In previous editions of the White Paper, the terms self-help, mutual help, and public help were also used, but they were never clearly defined, leaving their meanings ambiguous. In the 2025 edition, however, the concepts are neatly organized. The paper doesn’t rely on explanations involving “community” or “neighborhood.” Instead, it explains that Japan’s social security system was developed on the assumption that the era when people could rely on such local or communal ties has already ended. It then defines self-help, mutual help, and public help as shown in the following diagram.


As the diagram indicates, mutual help refers to the various systems funded by social insurance premiums—such as pensions, health insurance, and long-term care insurance—and is positioned as something that complements self-help.

Some people might disagree with this interpretation.
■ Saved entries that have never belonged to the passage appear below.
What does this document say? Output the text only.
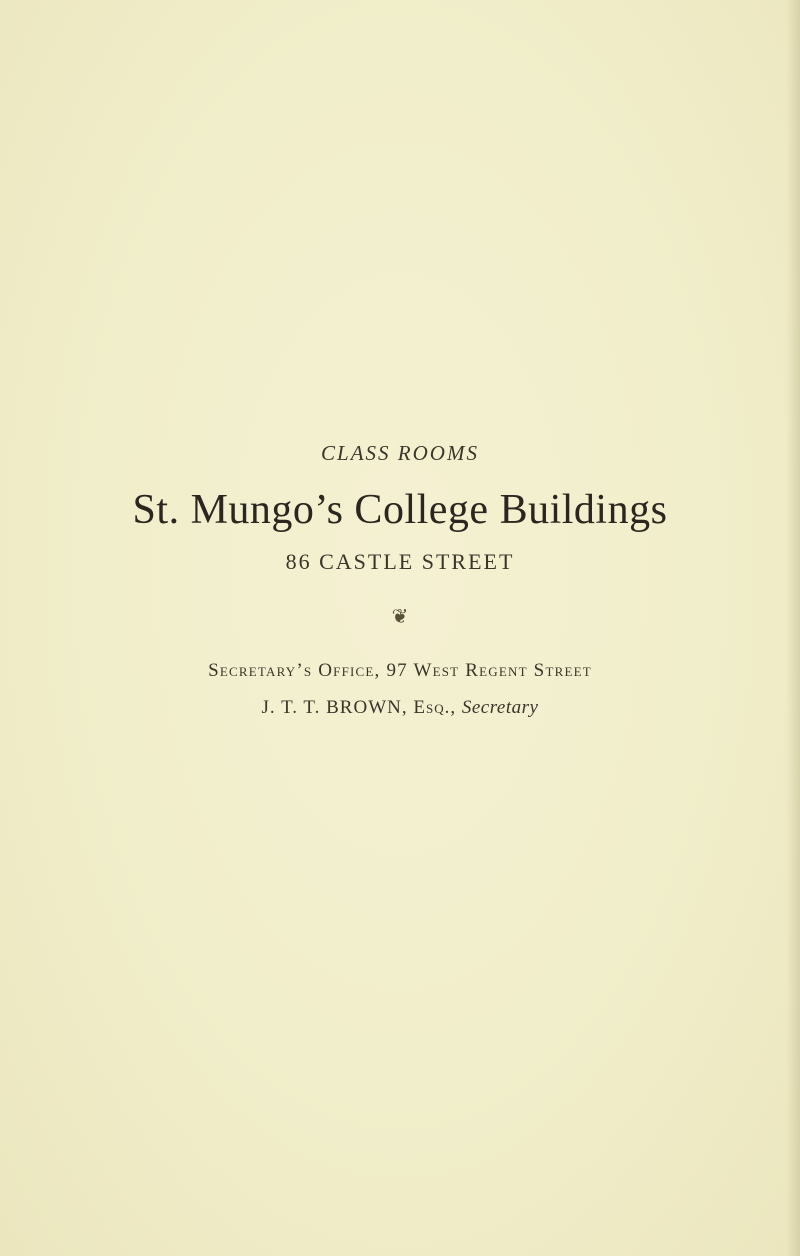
CLASS ROOMS
St. Mungo’s College Buildings
86 CASTLE STREET
❦
Secretary’s Office, 97 West Regent Street
J. T. T. BROWN, Esq., Secretary
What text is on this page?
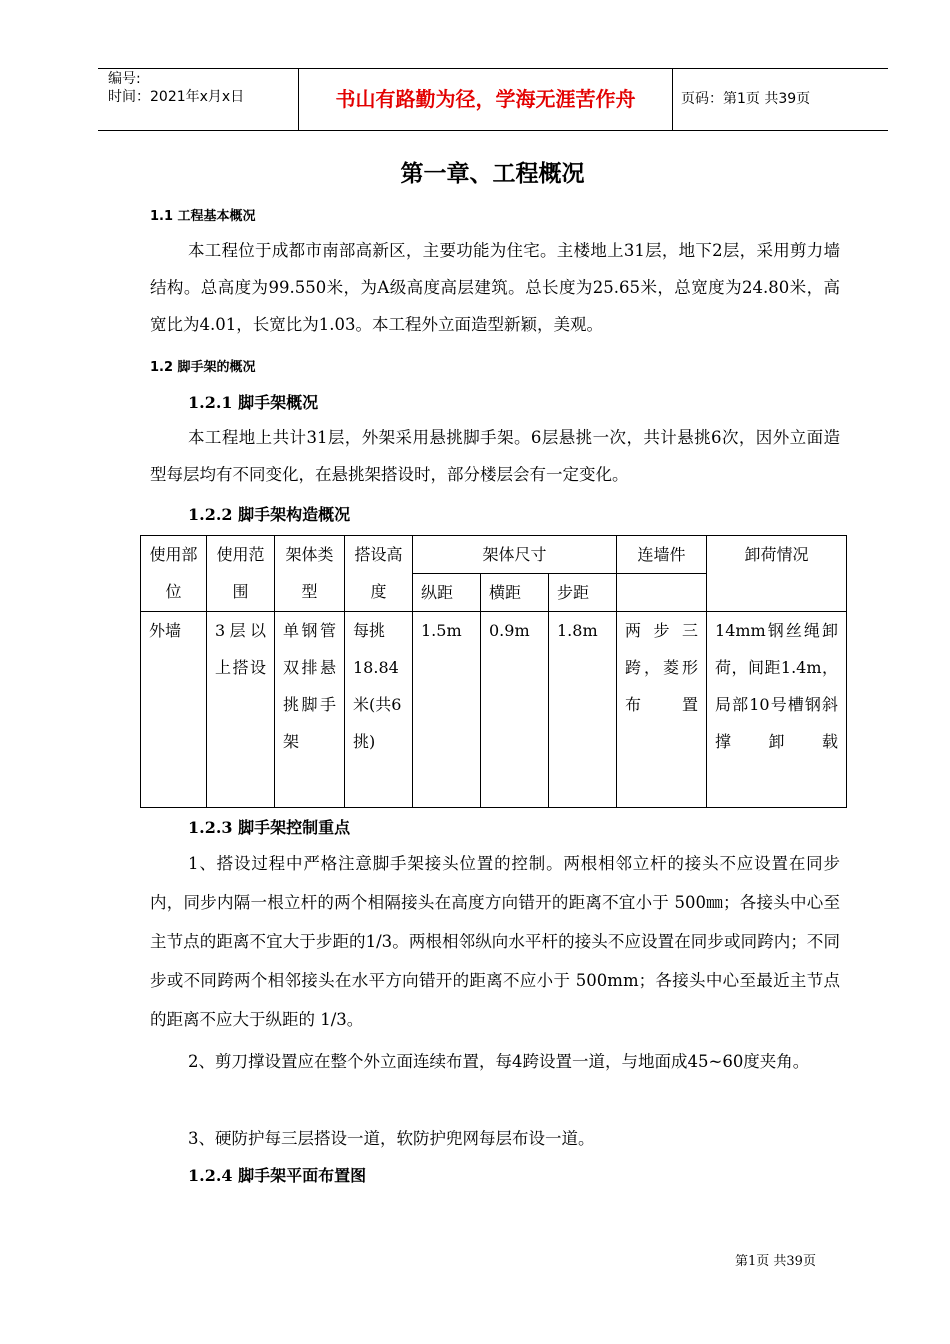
编号:
时间：2021年x月x日	书山有路勤为径，学海无涯苦作舟	页码：第1页 共39页
第一章、工程概况
1.1 工程基本概况
本工程位于成都市南部高新区，主要功能为住宅。主楼地上31层，地下2层，采用剪力墙结构。总高度为99.550米，为A级高度高层建筑。总长度为25.65米，总宽度为24.80米，高宽比为4.01，长宽比为1.03。本工程外立面造型新颖，美观。
1.2 脚手架的概况
1.2.1 脚手架概况
本工程地上共计31层，外架采用悬挑脚手架。6层悬挑一次，共计悬挑6次，因外立面造型每层均有不同变化，在悬挑架搭设时，部分楼层会有一定变化。
1.2.2 脚手架构造概况
使用部位	使用范围	架体类型	搭设高度	架体尺寸			连墙件	卸荷情况
				纵距	横距	步距		
外墙	3层以上搭设	单钢管双排悬挑脚手架	每挑18.84米(共6挑)	1.5m	0.9m	1.8m	两步三跨，菱形布置	14mm钢丝绳卸荷，间距1.4m，局部10号槽钢斜撑卸载
1.2.3 脚手架控制重点
1、搭设过程中严格注意脚手架接头位置的控制。两根相邻立杆的接头不应设置在同步内，同步内隔一根立杆的两个相隔接头在高度方向错开的距离不宜小于 500㎜；各接头中心至主节点的距离不宜大于步距的1/3。两根相邻纵向水平杆的接头不应设置在同步或同跨内；不同步或不同跨两个相邻接头在水平方向错开的距离不应小于 500mm；各接头中心至最近主节点的距离不应大于纵距的 1/3。
2、剪刀撑设置应在整个外立面连续布置，每4跨设置一道，与地面成45~60度夹角。
3、硬防护每三层搭设一道，软防护兜网每层布设一道。
1.2.4 脚手架平面布置图
第1页 共39页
One could argue that these systems should instead be supported by taxes, or conversely, that mutual help should be abolished altogether. Nonetheless, by clarifying the correspondence between funding sources and systems, the government’s stance has become easier to understand.
(In that sense, the White Paper provides young people with valuable material for forming their own opinions—whether in support or opposition—by making the framework more transparent.)

That said, it’s important to remember that this is a White Paper on Health, Labour and Welfare, not an Economic White Paper. Therefore, it does not discuss how self-help, mutual help, and public help would function if they were funded by taxes or government bonds, or if market mechanisms were utilized.